Question

Quadrilateral ABCD is located at A(-2,2) B(-2,4) G(2,4) D(2,2). The quadrilateral is then transformed using the rule (x+2,y-3) to form the image A'B'C'D'. What are the new coordinates of of A'B'C'D'? Describe what characteristics you would find if the corresponding vertices were connected with line segments.

Answer 1

Answer: New coordinates are

A'(0,-1), B' (0,1) , C' (4,1) and D' (4,-1)

And A'B'C'D' is rectangle.

Explanation:

Since we have given that

Quadrilateral ABCD is located at

A (-2,2)

B (-2,4)

C (2,4)

D (2,2).

Using the rule (x+2,y-3), we need to form the image A'B'C'D'.
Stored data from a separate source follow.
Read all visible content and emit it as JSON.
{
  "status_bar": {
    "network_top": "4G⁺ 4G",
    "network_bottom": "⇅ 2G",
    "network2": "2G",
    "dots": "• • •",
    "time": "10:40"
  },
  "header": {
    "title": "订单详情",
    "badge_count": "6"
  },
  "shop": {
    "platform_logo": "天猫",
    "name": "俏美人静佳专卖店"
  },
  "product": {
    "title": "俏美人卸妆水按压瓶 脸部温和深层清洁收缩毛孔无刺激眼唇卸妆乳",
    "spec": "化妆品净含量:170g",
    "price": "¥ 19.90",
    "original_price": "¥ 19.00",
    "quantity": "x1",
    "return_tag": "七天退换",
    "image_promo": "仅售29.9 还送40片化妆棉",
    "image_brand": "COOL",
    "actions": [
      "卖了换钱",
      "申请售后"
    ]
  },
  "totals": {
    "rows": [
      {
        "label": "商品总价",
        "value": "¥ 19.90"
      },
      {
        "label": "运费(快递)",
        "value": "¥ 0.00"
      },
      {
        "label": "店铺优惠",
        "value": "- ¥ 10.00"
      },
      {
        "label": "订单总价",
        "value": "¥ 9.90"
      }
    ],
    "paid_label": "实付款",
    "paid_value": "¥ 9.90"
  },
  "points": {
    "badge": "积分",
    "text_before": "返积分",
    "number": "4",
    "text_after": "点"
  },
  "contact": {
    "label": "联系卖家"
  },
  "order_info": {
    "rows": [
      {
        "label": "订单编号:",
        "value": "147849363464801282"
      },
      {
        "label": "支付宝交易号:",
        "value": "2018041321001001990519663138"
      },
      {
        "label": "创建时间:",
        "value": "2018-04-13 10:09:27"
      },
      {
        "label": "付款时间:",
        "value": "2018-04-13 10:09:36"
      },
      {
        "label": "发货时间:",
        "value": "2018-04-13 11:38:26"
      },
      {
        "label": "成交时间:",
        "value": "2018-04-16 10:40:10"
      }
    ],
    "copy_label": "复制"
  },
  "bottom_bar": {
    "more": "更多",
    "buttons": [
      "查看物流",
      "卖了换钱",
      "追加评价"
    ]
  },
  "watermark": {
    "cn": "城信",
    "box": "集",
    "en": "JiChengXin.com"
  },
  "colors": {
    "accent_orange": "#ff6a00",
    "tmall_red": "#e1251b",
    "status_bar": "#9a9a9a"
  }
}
New Coordinates of A'B'C'D' will be

`A=(-2,2)\implies A'=(-2+2,2-3)=(0,-1)\\\\B=(-2,4)\implies B'=(-2+2,4-3)=(0,1)\\\\C=(2,4)\implies C'=(2+2,4-3)=(4,1)\\\\D=(2,2)\implies D'=(2+2,2-3)=(4,-1)`

So, we can see that A'B'C'D' is rectangle as opposite sides are equal in length and each angle is right angle as shown in the figure below.

Answer 2

A'(0,1),B'(0,-1), C'(4,1), D'(4,-1)

Rectangle

Explanation:

We are given that a quadrilateral ABCD is located at A (-2,2), B(-2,4), C(2,4) and D (2,2).

We have to find the new coordinates of A'B'C'D' after translation by the rule (x+2,y-3) of quadrilateral ABCD.
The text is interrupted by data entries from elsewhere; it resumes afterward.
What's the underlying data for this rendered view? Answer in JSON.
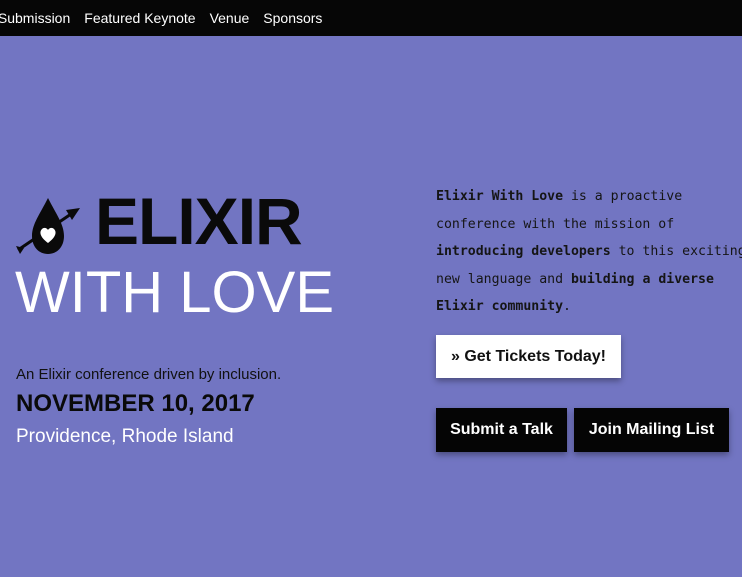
{
  "nav": {
    "items": [
      {
        "label": "k Submission"
      },
      {
        "label": "Featured Keynote"
      },
      {
        "label": "Venue"
      },
      {
        "label": "Sponsors"
      }
    ]
  },
  "hero": {
    "logo_line1": "ELIXIR",
    "logo_line2": "WITH LOVE",
    "tagline": "An Elixir conference driven by inclusion.",
    "date": "NOVEMBER 10, 2017",
    "location": "Providence, Rhode Island"
  },
  "about": {
    "p1_bold": "Elixir With Love",
    "p2": " is a proactive conference with the mission of ",
    "p3_bold": "introducing developers",
    "p4": " to this exciting new language and ",
    "p5_bold": "building a diverse Elixir community",
    "p6": "."
  },
  "buttons": {
    "tickets": "» Get Tickets Today!",
    "submit": "Submit a Talk",
    "mailing": "Join Mailing List"
  },
  "icons": {
    "logo": "elixir-drop-arrow-heart-icon"
  },
  "colors": {
    "background": "#7275c2",
    "nav_bg": "#060606",
    "button_dark": "#050505",
    "button_light": "#ffffff"
  }
}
Apply the given rule of transformation

`(x, y)\rightarrow (x+2,y-3)`

`A=(-2,2)\rightarrow (0,-1)=A'`

`B=(-2,4)\rightarrow (0,1)=B'`

`C=(2,4)\rightarrow (4,1)=C'`

`D=(2,2)\rightarrow (4,-1)=D'`

`A'B'=√((0-0)^2+(1+1)^2)=2 units`

`B'C'=√((4)^2+(1-1)^2)=4 units`

`C'D'=√((4-4)^2+(-1-1)^2)=2 units`

`A'D'=√((4)^2+(-1+1)^2)=4 units`

`A'B'=C'D', B'C'=A'D'`

When we meet the vertices with the line segments then the shape formed is rectangle because opposite sides are equal and each angle is equal to 90 degrees in given figure.